Bacterial Pink Eye Symptoms
Bacterial conjunctivitis also tends to start in one eye before spreading to the other, but the discharge looks noticeably different. Instead of clear or watery, it’s thick, sticky, and yellow or greenish. This is the type most likely to glue your eyelids together in the morning. The redness and irritation feel similar to the viral form, but the heavy, colored discharge is the giveaway.
Bacterial infections usually last up to 10 days. Antibiotic eye drops can shorten that timeline and reduce how long you’re contagious. If you wear contact lenses and develop these symptoms, remove them immediately. Contact lenses can trap bacteria against the eye’s surface and make the infection worse.
Allergic Pink Eye Symptoms
Allergic conjunctivitis looks and feels different in a few key ways. The most obvious: intense itching. While all forms of pink eye can itch somewhat, allergic conjunctivitis makes itching the dominant symptom. The discharge is watery rather than thick, and both eyes are almost always affected at the same time, since both are exposed to the same allergen.
Swelling tends to be more prominent, and you’ll often have other allergy symptoms like sneezing or a runny nose. Allergic pink eye isn’t contagious, and it responds to antihistamine eye drops rather than antibiotics. It commonly flares during pollen seasons or after exposure to pet dander, dust, or other environmental triggers.
Contact Lens-Related Pink Eye
If you wear contacts, you’re susceptible to a specific form called giant papillary conjunctivitis. Symptoms usually affect both eyes and include redness, itching or soreness, blurred vision from thick or stringy mucus, and a persistent foreign body sensation. Your lenses may feel like they won’t stay in place or are suddenly uncomfortable despite fitting fine before.
In some cases, your eyelid may appear slightly droopy or inflamed. A doctor can confirm this type by flipping your upper eyelid to check for small raised bumps on the inner surface. Switching to daily disposable lenses or taking a break from contacts altogether is typically part of the treatment.
Sexually Transmitted Infections and Pink Eye
Chlamydia and gonorrhea can both cause conjunctivitis in adults, usually through hand-to-eye transmission after contact with infected genital secretions.
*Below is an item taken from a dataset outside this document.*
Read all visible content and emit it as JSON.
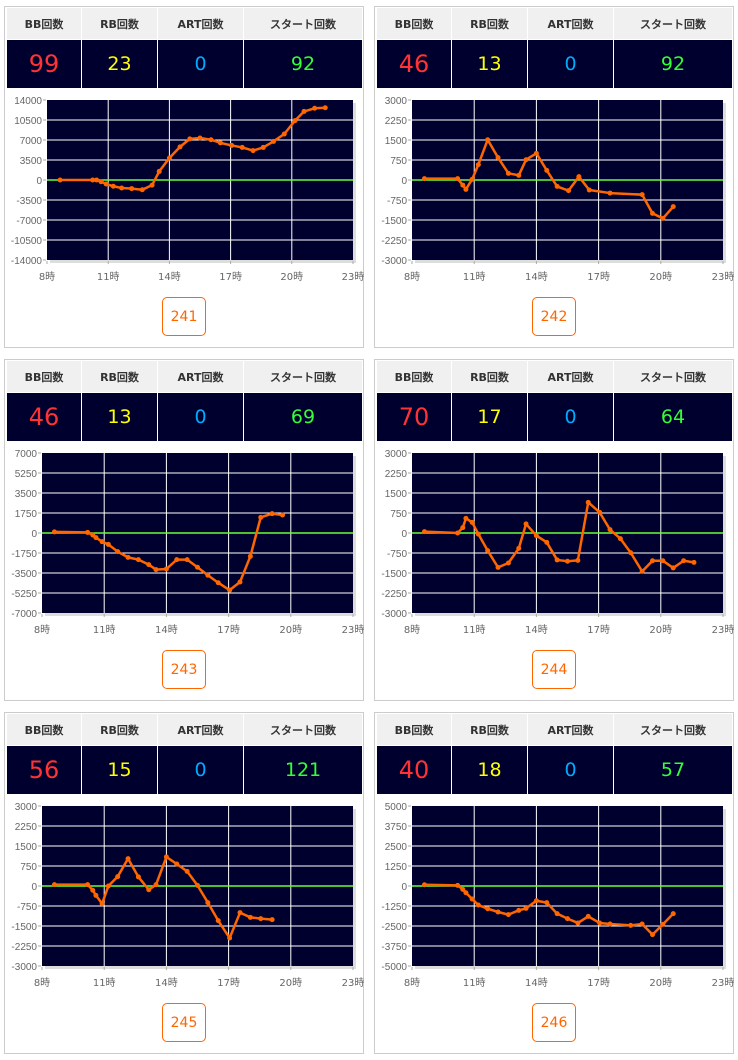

Chlamydial conjunctivitis has a distinct pattern: it typically affects one eye, produces a mucus-like discharge, and persists for weeks or even months without improving. If you’ve been using antibiotic eye drops and the infection isn’t clearing up after three weeks, this is one of the possibilities your doctor will consider.
Swollen lymph nodes near the ear on the affected side are common. Left untreated, it can eventually cause clouding and blood vessel growth on the cornea, which threatens your vision. This form requires oral antibiotics, not just topical drops, and sexual partners need treatment as well.
How to Tell What Type You Have
A few quick distinctions can help you narrow it down:
- Watery discharge, one eye first: likely viral
- Thick yellow or green discharge, one eye first: likely bacterial
- Intense itching, both eyes, watery discharge: likely allergic
- Persistent symptoms for weeks, not responding to drops: possible STI-related cause
- Blurry vision with stringy mucus, contact lens wearer: possible giant papillary conjunctivitis
Symptoms That Signal Something More Serious
Most pink eye is uncomfortable but harmless. A few symptoms, however, suggest something beyond routine conjunctivitis. Significant eye pain (not just irritation), sudden changes in vision or persistent blurriness, severe light sensitivity, or symptoms that keep getting worse after several days all warrant prompt attention. These can point to conditions like keratitis, uveitis, or acute glaucoma, which require different and more urgent treatment than standard pink eye.
If you wear contact lenses and develop redness with pain, take them out and get evaluated quickly. Contact lens wearers have a higher risk of corneal infections, which can escalate fast if mistaken for simple conjunctivitis.